FTC To Examine Targeted Advertising
narramissic writes "Following a series of complaints by privacy groups, the FTC has announced plans to host a two-day forum on targeted advertising at the beginning of November in Washington, DC. It's the first time since 2000 that the agency has looked at industry practices in this area. They hope to learn how Web advertising firms protect the personal data they collect, how they notify consumers about that data, and whether the data is sold to or used by other firms." The FTC page for the event ia here. Sign up by September 14 if you want to be a panelist or to recommend topics for discussion.
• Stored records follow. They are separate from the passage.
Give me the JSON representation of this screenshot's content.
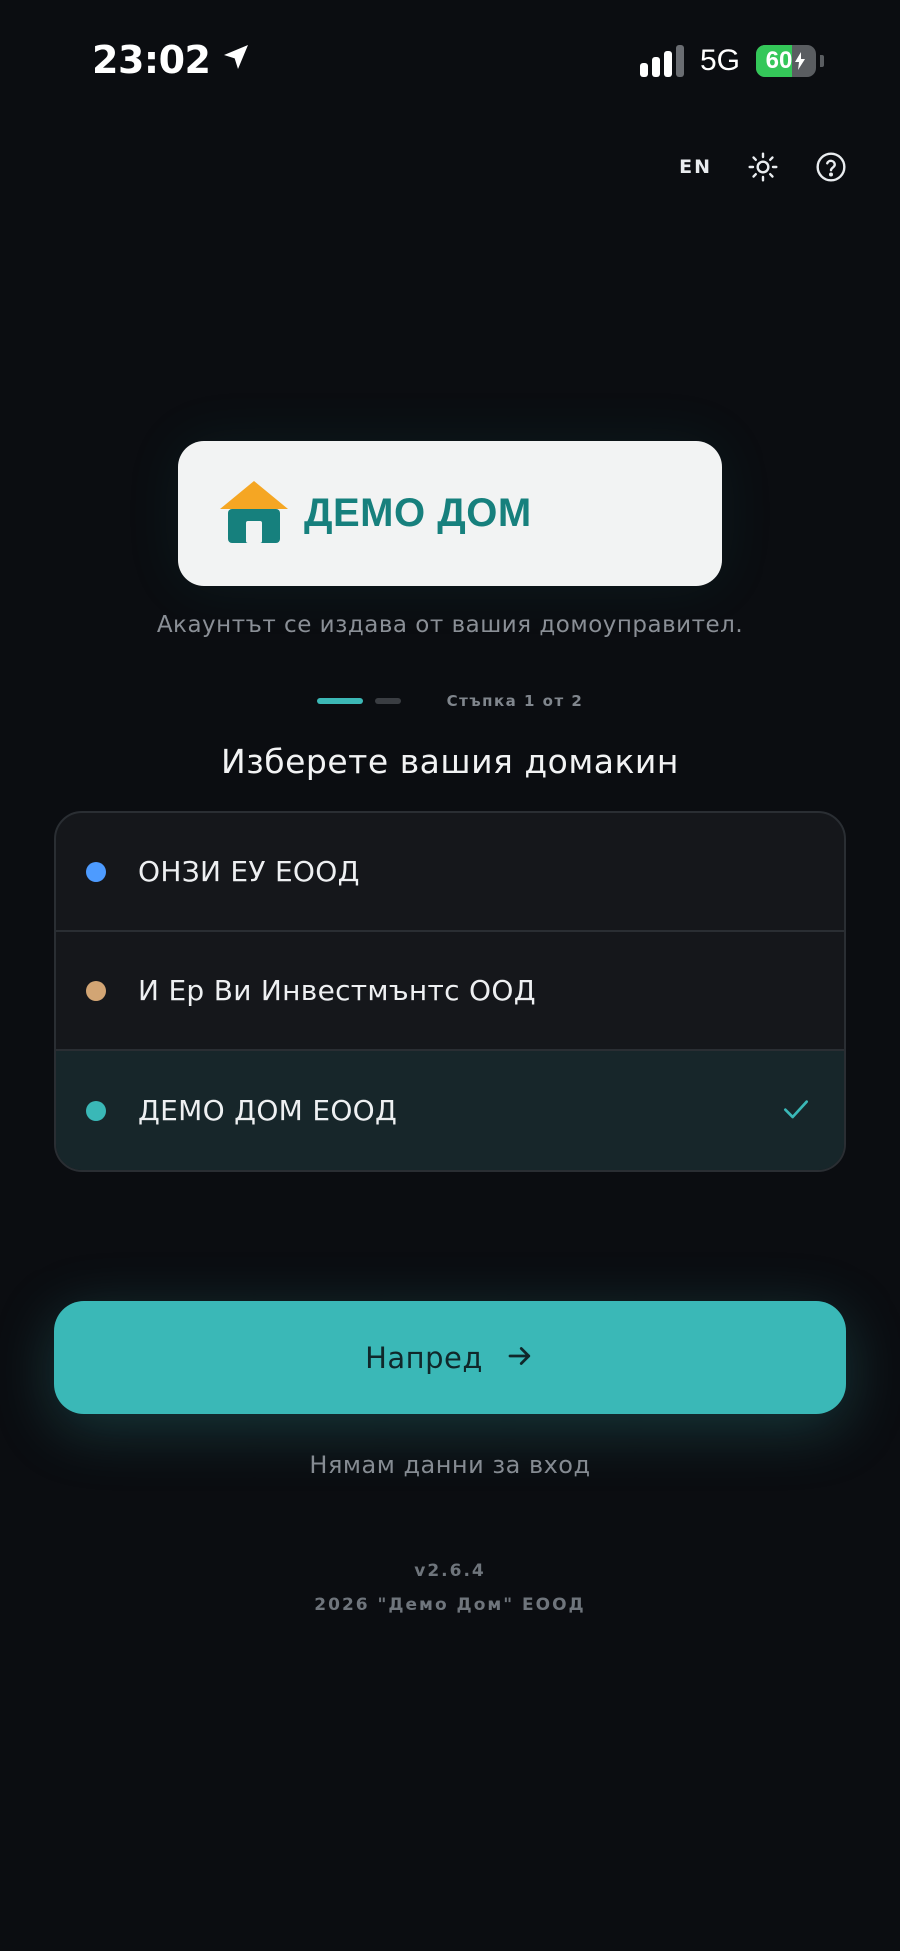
{
  "status_bar": {
    "time": "23:02",
    "network": "5G",
    "battery": "60",
    "battery_level": 0.6
  },
  "top_controls": {
    "language": "EN",
    "theme_icon": "sun-icon",
    "help_icon": "help-circle-icon"
  },
  "logo": {
    "text": "ДЕМО ДОМ",
    "icon": "house-icon",
    "roof_color": "#f5a623",
    "house_color": "#16807d"
  },
  "tagline": "Акаунтът се издава от вашия домоуправител.",
  "stepper": {
    "label": "Стъпка 1 от 2",
    "current_step": 1,
    "total_steps": 2
  },
  "section_title": "Изберете вашия домакин",
  "hosts": [
    {
      "label": "ОНЗИ ЕУ ЕООД",
      "color": "#4d9bff",
      "selected": false
    },
    {
      "label": "И Ер Ви Инвестмънтс ООД",
      "color": "#d2a574",
      "selected": false
    },
    {
      "label": "ДЕМО ДОМ ЕООД",
      "color": "#3ab8b7",
      "selected": true
    }
  ],
  "next_button": {
    "label": "Напред",
    "icon": "arrow-right-icon",
    "color": "#3ab8b7"
  },
  "no_login_link": "Нямам данни за вход",
  "footer": {
    "version": "v2.6.4",
    "copyright": "2026 \"Демо Дом\" ЕООД"
  }
}
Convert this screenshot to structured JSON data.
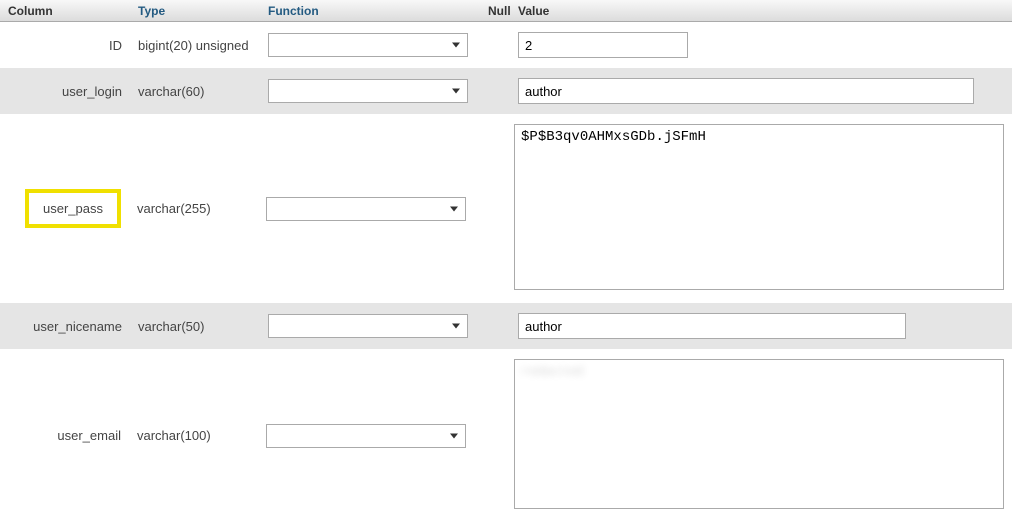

Bah. A hosts file is okay when you don't have a regular ad-blocker, but it really loses out by not being able to block stuff like "www.example.com/ads/*".
The filter list I use in Konqueror and Opera has over 700 things in it. Along with an ad-blocking stylesheet, I don't even see text ads in Google search results anymore.
Maybe not
Unfortunately, you really need to take a look at the way the ads are routed through otherwise innocuous or useful sites. Finding all the CNAME's for ad.doubleclick.net is not a trivial problem: neither is filtering out the image based ads fed by what are essentially distributed web proxy services like Akamai.
You know, I wonder about Akamai: there have been plenty of published notes about using their services to get around IP based firewalls and censorship. Do they mind? Do they get supboenaed for their records to trace web use the way Google has been?